May 10, 2021 by Lola Butcher
Until Sept. 17, 2020, Sharon Frederick was an ostensibly healthy 63-year-old woman who spent her days caring for her disabled sister and going to church. That evening, she was praying the rosary over the telephone with a friend when she began slurring her words. By the time an ambulance delivered her to St. Elizabeth Medical Center in Utica, New York, Frederick was comatose after suffering a massive stroke.
Four days later, a physician declared her to be brain dead, and a death certificate was filed. Before she fell ill, however, Frederick had appointed two friends to act on her behalf if she were ever unable to make her own health care decisions.

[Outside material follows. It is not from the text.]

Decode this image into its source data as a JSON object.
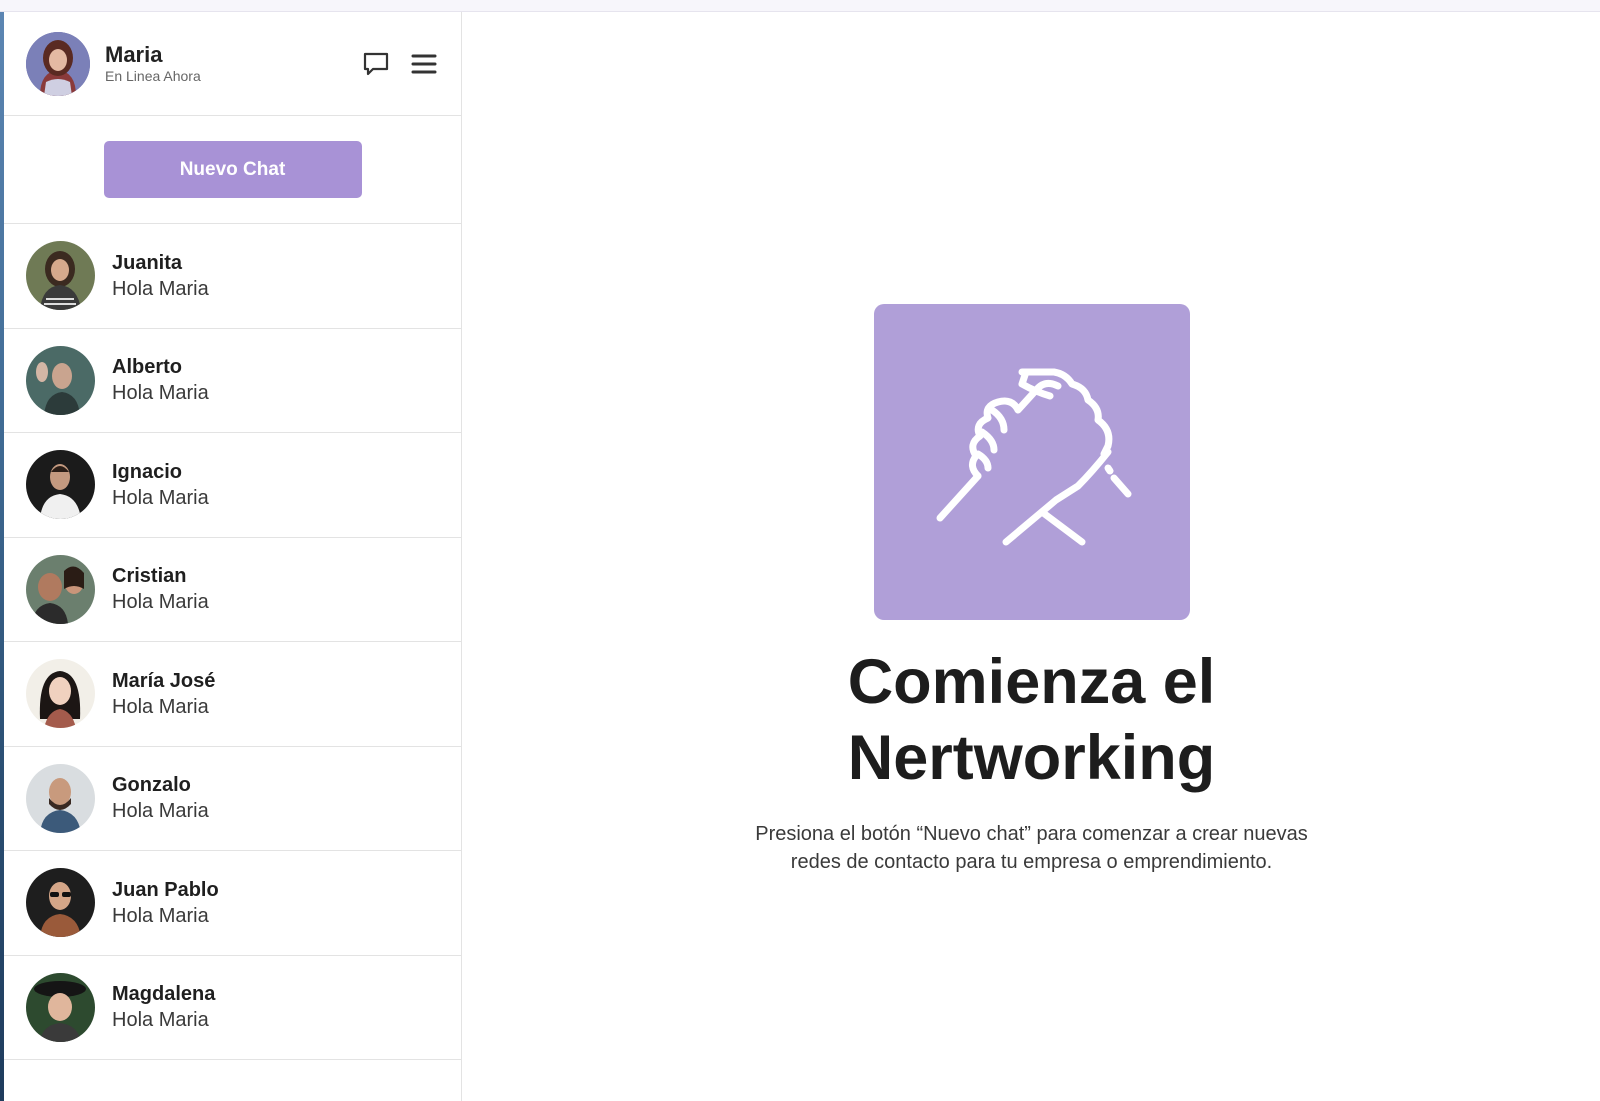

Her friends protested the diagnosis by filing a lawsuit that sought to void the death certificate and require the hospital to continue providing treatment. For nearly six weeks, a ventilator and feeding tube kept Frederick’s body functioning while state and federal judges sorted out a crucial question: Was she dead or alive?
Resistance to the diagnosis of brain death is increasing, said Thaddeus Pope, a bioethicist and professor at the Mitchell Hamline School of Law in Minnesota who tracks brain death litigation. Over the past few years, highly publicized lawsuits have stirred skepticism among advocates and family members of those who have been declared brain dead. Some reject brain death on religious grounds, while others hold out hope that their loved one might somehow recover. Even among physicians, there is disagreement about exactly what constitutes brain death, and hospitals across the country have different protocols in place for making a diagnosis.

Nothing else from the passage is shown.